Immutable law, whether of nature or of society, represents to the senses the changeless eternity of the intelligible world. The phenomenon of movement itself is an imitation of immobility, being conceived as cyclical, both in the regular motions of the heavenly bodies and in the eternal recurrence which governs the course of history, so that the same events will be everlastingly repeated. 

By going round in a circle, even change thus conforms to the stable eternity of the ideal world, and no longer implies innovation (Danielou).

In ancient thought, there's no way around this depressingly absurcular roundness of temporality. No progress for you! 

The opposition is fundamental between this conception and the Christian belief in a unique, irrevocable value belonging to the historical Incarnation. 

It seems that the Incarnation includes and redeems history, which is convenient, since man cannot be man without existing in and as history. Moreover, 

It is this belief in the irreversibility of salvation that gives rise to the Christian virtue of hope, in contrast to the characteristic melancholy which flows from the Greek acceptance of an endless repetition. 

Speaking of which, this reminds me of something Champlain observed about the Indians, who, like other pagan peoples, were condemned to Nietzche's Eternal Return: on the one hand, Champlain "always regarded them as human beings like himself, and remarked on their intelligence. Often he commented on their physique and appearance, which was superior to European contemporaries." And yet... 
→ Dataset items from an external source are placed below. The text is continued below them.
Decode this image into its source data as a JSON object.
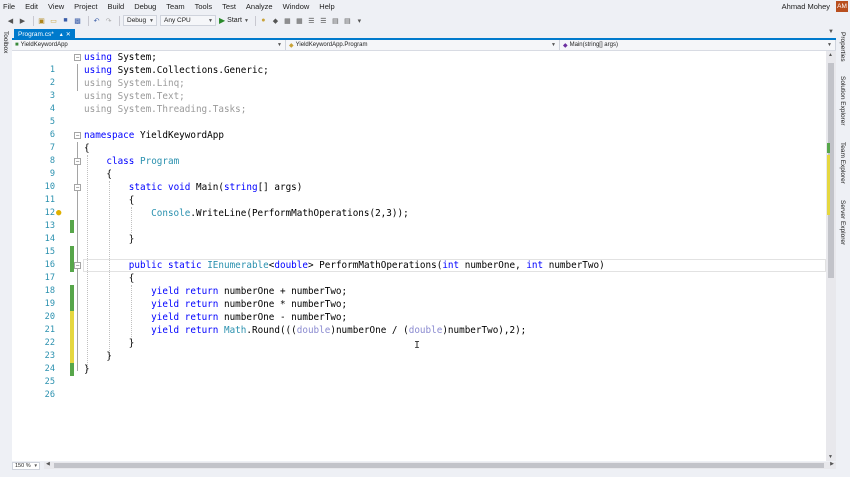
{
  "menu": [
    "File",
    "Edit",
    "View",
    "Project",
    "Build",
    "Debug",
    "Team",
    "Tools",
    "Test",
    "Analyze",
    "Window",
    "Help"
  ],
  "user": {
    "name": "Ahmad Mohey",
    "initials": "AM"
  },
  "toolbar": {
    "config": "Debug",
    "platform": "Any CPU",
    "start_label": "Start"
  },
  "side": {
    "toolbox": "Toolbox",
    "right_tabs": [
      "Properties",
      "Solution Explorer",
      "Team Explorer",
      "Server Explorer"
    ]
  },
  "tab": {
    "label": "Program.cs*"
  },
  "nav": {
    "project": "YieldKeywordApp",
    "class": "YieldKeywordApp.Program",
    "member": "Main(string[] args)"
  },
  "zoom": "150 %",
  "code": {
    "lines": [
      "1",
      "2",
      "3",
      "4",
      "5",
      "6",
      "7",
      "8",
      "9",
      "10",
      "11",
      "12",
      "13",
      "14",
      "15",
      "16",
      "17",
      "18",
      "19",
      "20",
      "21",
      "22",
      "23",
      "24",
      "25",
      "26"
    ],
    "using1": "System",
    "using2": "System.Collections.Generic",
    "using3": "System.Linq",
    "using4": "System.Text",
    "using5": "System.Threading.Tasks",
    "namespace_name": "YieldKeywordApp",
    "class_name": "Program",
    "main_name": "Main",
    "main_params": "args",
    "console": "Console",
    "writeline_call": "WriteLine(PerformMathOperations(2,3));",
    "ienumerable": "IEnumerable",
    "method_name": "PerformMathOperations(",
    "param1": "numberOne,",
    "param2": "numberTwo)",
    "yield1": "numberOne + numberTwo;",
    "yield2": "numberOne * numberTwo;",
    "yield3": "numberOne - numberTwo;",
    "math": "Math",
    "round_a": ".Round(((",
    "round_b": "numberOne / (",
    "round_c": "numberTwo),2);"
  }
}
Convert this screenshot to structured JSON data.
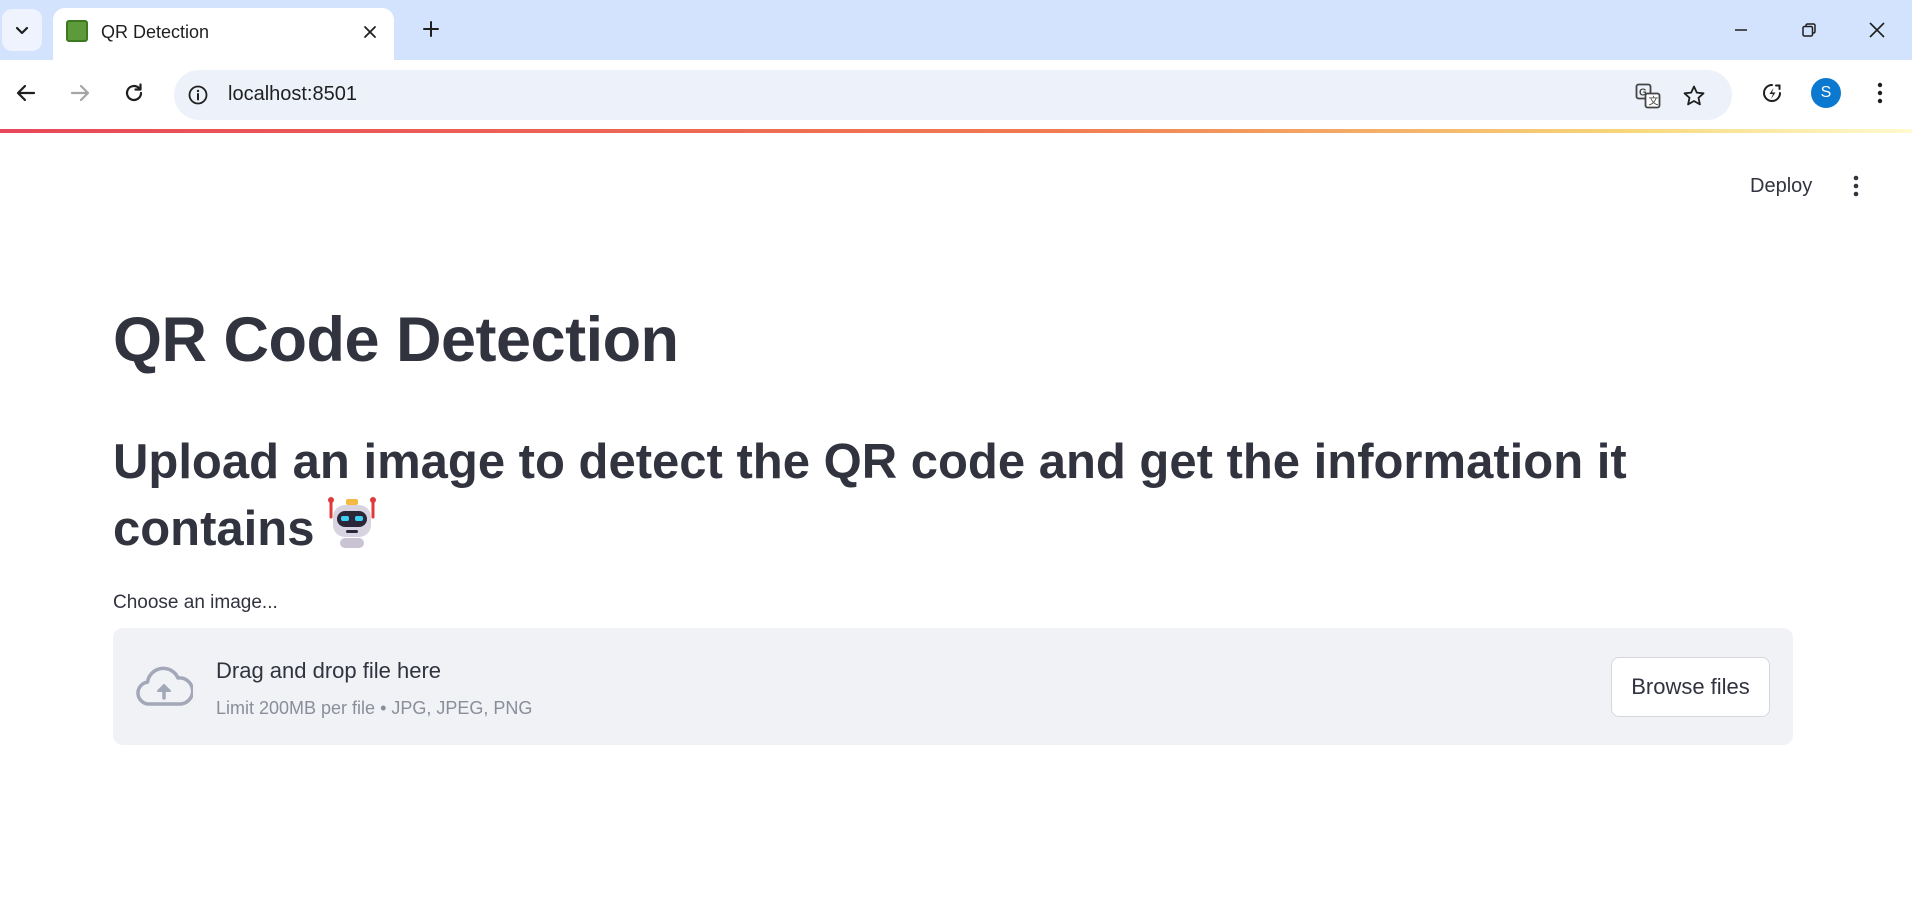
{
  "browser": {
    "tab": {
      "title": "QR Detection"
    },
    "omnibox": {
      "url": "localhost:8501"
    },
    "profile_initial": "S"
  },
  "app": {
    "deploy_label": "Deploy",
    "title": "QR Code Detection",
    "subtitle": "Upload an image to detect the QR code and get the information it contains",
    "subtitle_emoji": "robot-emoji",
    "uploader": {
      "label": "Choose an image...",
      "dropzone_title": "Drag and drop file here",
      "limit_text": "Limit 200MB per file • JPG, JPEG, PNG",
      "browse_label": "Browse files"
    }
  },
  "colors": {
    "tabstrip": "#d3e3fd",
    "text": "#31333f",
    "dropzone_bg": "#f0f2f6",
    "avatar": "#0b79d0"
  },
  "icons": [
    "tab-search-icon",
    "favicon-book-icon",
    "close-icon",
    "plus-icon",
    "minimize-icon",
    "restore-icon",
    "window-close-icon",
    "back-icon",
    "forward-icon",
    "reload-icon",
    "site-info-icon",
    "translate-icon",
    "star-icon",
    "performance-icon",
    "kebab-menu-icon",
    "cloud-upload-icon"
  ]
}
"And yet they are somewhat saturnine." 

By saturnine, writes Fischer, Champlain "meant that they had an undertone of melancholy." This "interested him, and he reflected much on it." I don't know what he concluded, but depression and hopelessness are always conjoined. 

I don't recall Schuon writing anything about hope and history, but Dávila provides a number of helpful hints:

For history to be of concern to us, there must be something in it that transcends it: There must be something in history more than history.

Nothing that satisfies our expectations fulfills our hopes.

History would be an abominable farce if it were to have a worldly culmination.

If history made sense, the Crucifixion would be superfluous.

Christ was in history like a point on a line. But his redemptive act is to history as the center is to the circumference.